Si l’on considère les qualités d’écriture et d’interprétation de Succession, nul doute qu’elle se situe largement au-dessus de la moyenne des séries. Si l’on excepte par définition les mini-séries, Succession est sans doute la grande série la plus courte de ces récentes années : seulement quatre saisons et un seul véritable creux (la deuxième saison, la seule à n’avoir pas été récompensée par les Emmy Awards et les Golden Globes). Côté écriture, elle n’est guère avare de punchlines en tous genres, les plus généreux en la matière étant les personnages de Roman Roy (Kieran Culkin) et Tom Wamsgans (Matthew Macfadyen).

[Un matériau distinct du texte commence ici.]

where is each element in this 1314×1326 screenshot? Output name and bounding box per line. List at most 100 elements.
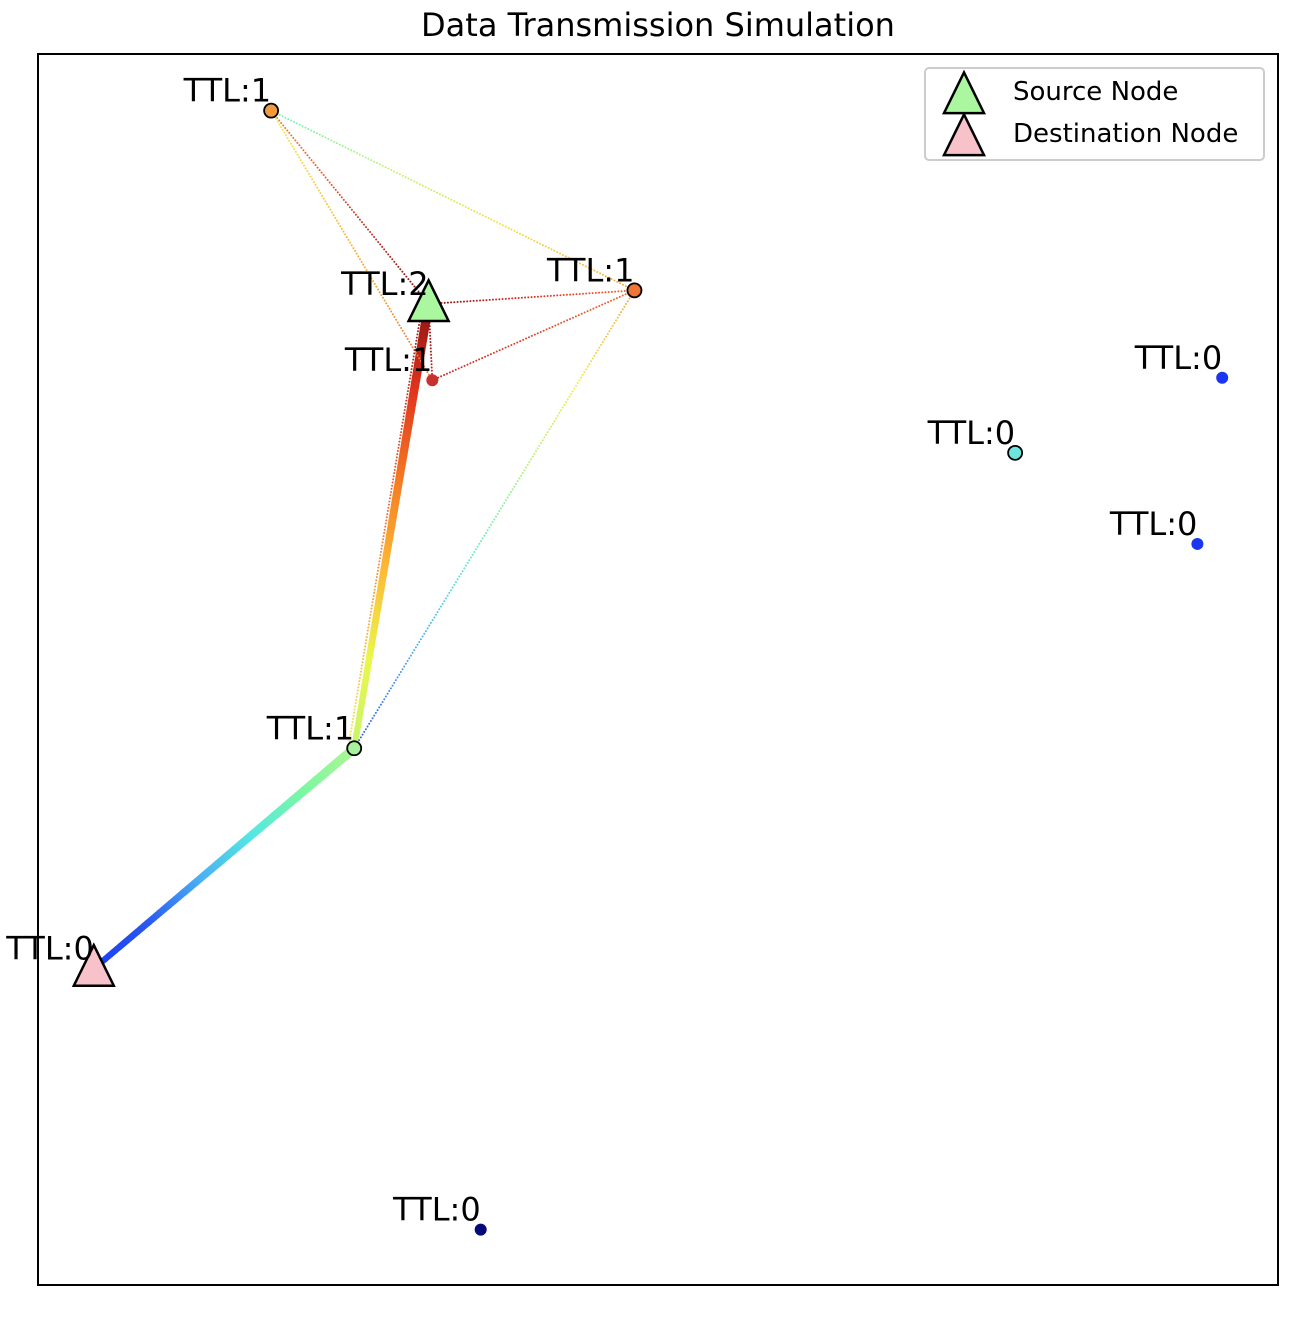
link-dot	[524, 235, 527, 238]
link-dot	[320, 171, 323, 174]
link-dot	[381, 164, 384, 167]
link-dot	[384, 695, 387, 698]
link-dot	[413, 349, 416, 352]
link-dot	[378, 560, 381, 563]
link-dot	[418, 640, 421, 643]
link-dot	[607, 276, 610, 279]
link-source-n1	[270, 109, 430, 305]
link-dot	[371, 717, 374, 720]
link-dot	[402, 415, 405, 418]
link-dot	[403, 273, 406, 276]
link-dot	[530, 334, 533, 337]
link-dot	[383, 531, 386, 534]
link-dot	[359, 670, 362, 673]
link-dot	[387, 503, 390, 506]
link-dot	[290, 119, 293, 122]
link-dot	[423, 365, 426, 368]
link-dot	[456, 201, 459, 204]
link-dot	[406, 390, 409, 393]
link-dot	[338, 143, 341, 146]
link-dot	[566, 398, 569, 401]
link-dot	[567, 256, 570, 259]
link-dot	[304, 126, 307, 129]
link-dot	[375, 576, 378, 579]
link-dot	[348, 736, 351, 739]
link-dot	[383, 248, 386, 251]
link-dot	[386, 509, 389, 512]
link-dot	[385, 302, 388, 305]
link-dot	[416, 181, 419, 184]
link-dot	[342, 198, 345, 201]
link-dot	[533, 333, 536, 336]
link-dot	[520, 296, 523, 299]
link-dot	[573, 259, 576, 262]
link-dot	[365, 635, 368, 638]
link-dot	[377, 566, 380, 569]
link-dot	[614, 290, 617, 293]
link-dot	[355, 152, 358, 155]
link-dot	[356, 689, 359, 692]
link-dot	[417, 327, 420, 330]
link-dot	[540, 295, 543, 298]
link-dot	[399, 434, 402, 437]
link-dot	[571, 390, 574, 393]
link-dot	[393, 468, 396, 471]
link-dot	[547, 246, 550, 249]
link-dot	[376, 569, 379, 572]
link-dot	[348, 739, 351, 742]
link-dot	[416, 643, 419, 646]
link-dot	[430, 360, 433, 363]
link-dot	[407, 177, 410, 180]
link-dot	[438, 193, 441, 196]
link-dot	[595, 352, 598, 355]
link-dot	[504, 297, 507, 300]
link-dot	[364, 728, 367, 731]
link-dot	[278, 119, 281, 122]
link-dot	[339, 225, 342, 228]
link-dot	[370, 159, 373, 162]
link-dot	[429, 621, 432, 624]
link-dot	[595, 306, 598, 309]
link-dot	[358, 153, 361, 156]
link-dot	[561, 406, 564, 409]
link-dot	[403, 412, 406, 415]
link-dot	[345, 236, 348, 239]
link-dot	[349, 241, 352, 244]
ttl-label-n8: TTL:0	[392, 1191, 481, 1229]
link-dot	[304, 167, 307, 170]
link-dot	[350, 149, 353, 152]
link-dot	[362, 658, 365, 661]
link-dot	[535, 450, 538, 453]
link-dot	[594, 291, 597, 294]
link-dot	[364, 642, 367, 645]
link-dot	[316, 166, 319, 169]
link-dot	[393, 472, 396, 475]
link-dot	[401, 270, 404, 273]
link-dot	[450, 198, 453, 201]
link-dot	[598, 291, 601, 294]
link-dot	[451, 586, 454, 589]
link-dot	[467, 207, 470, 210]
link-dot	[513, 229, 516, 232]
link-dot	[593, 354, 596, 357]
link-dot	[398, 440, 401, 443]
link-dot	[443, 374, 446, 377]
node-marker-n4	[346, 740, 363, 757]
link-dot	[485, 299, 488, 302]
link-dot	[470, 208, 473, 211]
link-dot	[438, 608, 441, 611]
link-dot	[580, 376, 583, 379]
link-dot	[464, 564, 467, 567]
link-dot	[622, 283, 624, 286]
link-dot	[591, 292, 594, 295]
link-dot	[380, 550, 382, 553]
legend: Source Node Destination Node	[924, 67, 1265, 161]
link-dot	[506, 496, 509, 499]
link-dot	[321, 194, 324, 197]
link-dot	[484, 355, 487, 358]
link-dot	[329, 208, 332, 211]
link-source-n2	[427, 289, 636, 305]
link-dot	[375, 579, 378, 582]
link-dot	[413, 649, 416, 652]
nodes-layer	[71, 102, 1229, 1236]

Extrêmement concentrée et ramassée sur ses quatre saisons, elle a même connu une amélioration sensible et relativement rare, terminant sur les chapeaux de roue : une troisième saison remarquable, une quatrième sans le moindre temps mort, se hissant presque au niveau des drames shakespeariens.
Succession promeut la culture de la trahison. On peut légitimement s’inquiéter du succès remporté par la série et du nombre de ses fans qui pourront être influencés dans leur prise de décisions au quotidien. En effet, c’est Mr et Mme Iago qui paradent à la fin du dernier épisode.
Il faut dire que Brian Cox (Logan Roy), en patriarche monstrueux, a le profil shakespearien, Roi Lear d’un royaume pour lequel ses enfants sans foi ni loi s’entretuent symboliquement, à force de trahisons et de coups fourrés. Les enfants de Logan Roy sont également formidablement choisis : Jeremy Strong (Kendall) en fils prodigue et rebelle, Kieran Culkin (Roman) en nabot pervers et Sarah Snook (Shiv), la seule ayant suffisamment d’intelligence et de sens politique pour succéder à son père mais étant desservie à ses yeux par son genre. Tout le casting principal de Succession vient d’être récompensé aux Emmy et aux Golden Globes car il ne manquait que Kieran Culkin et Matthew Mcfadyen pour compléter le tableau d’ensemble des récompenses.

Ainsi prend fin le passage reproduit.